People claimed that this code showed the Sieve of Eratosthenes; unfortunately however, it isn't that algorithm.

This paper shows

- Why this widely-seen implementation is not the Sieve of Eratosthenes (and is in fact an inefficient implementation of trial division);
- How an algorithm that
*is*the Sieve of Eratosthenes may be written in a*lazy functional*style; and - How our choice of data structure matters.

It also analyses time complexity of prime-finding methods described.

## CS Education + Psychology

### Classroom Climate

*Framing Classroom Climate for Student Learning and Retention in Computer Science*, Leicia Barker, Melissa O'Neill and Nida Kazim (PDF, SIGCSE 2014)

But several people who saw the SIGCSE talk, wanted to have the presentation slides.

#### What's in the Paper?

This paper is about some of the techniques I apply when teaching. The basic idea is that teachers also need to be applied psychologists, because our classrooms are a minefield of subtle influences. When we design classes, we can take account of framing effects and use them to create a better classroom experience.

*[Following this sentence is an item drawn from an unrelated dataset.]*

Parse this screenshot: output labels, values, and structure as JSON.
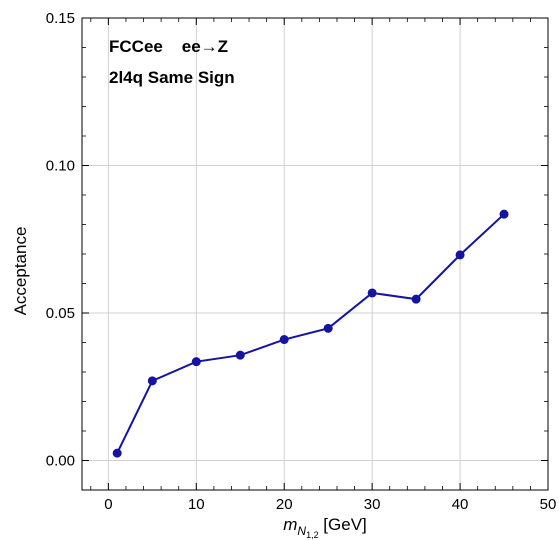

## Generic Programming + Functional Programming

### Genetic Programming with SK-Combinators

“Functional Genetic Programming and Exhaustive Program Search with Combinator Expressions” (PDF), Forrest Briggs & Melissa O'Neill, KES Journal, 2008

#### What's in the Paper?

The field of generic programming often struggles with the problem of avoiding invalid programs. This paper shows that *combinator expressions* are a useful program representation for genetic programming, because they provide the expressive power of high-level strongly-typed functional programming languages while avoiding the problems of variables by eliminating them. Specifically, it shows that

- Combinator expressions can represent programs that introduce local variables, but the genetic operators to manipulate combinator expressions do not require special cases for variables;
- Generating combinator expressions is efficient compared to prior work on several problems (including even parity on N inputs, and devising representations and implementations for stacks and queues);
- Sometimes exhaustive enumeration of all possible programs is competitive with genetic programming; and,
- Some purportedly difficult GP problems become trivial to solve with exhaustive enumeration, given the constraints of types and well-formed programs.

## Parallelism, Concurrency, etc.

Parallelism and concurrency are hard. If we can make it easier, that'd be great.

### Observationally Cooperative Multithreading

“Observationally Cooperative Multithreading”, Christopher A. Stone, Melissa E. O'Neill, and the student OCM team OOPSLA '11, (PDF, 2 pages)

But you should really read this much longer version of the paper (PDF, 16 pages).

#### What is OCM?

Observationally Cooperative Multithreading (OCM) is a new approach to shared-memory parallelism. It addresses a key problem of mainstream concurrency control mechanisms—they can be prohibitively hard to reason about and debug. Programmers using OCM simply write code as if they were using the cooperative multithreading model (CM) for uniprocessors. The underlying OCM implementation then optimizes execution—running threads in parallel when possible - in such a way that the results are consistent with CM. In addition to providing easier reasoning and debugging, OCM is also highly adaptable in terms of its underlying concurrency-control mechanism. Programmers using OCM have the capability to take a finished program and choose the strategy (e.g., locks or transactions) that provides optimal performance.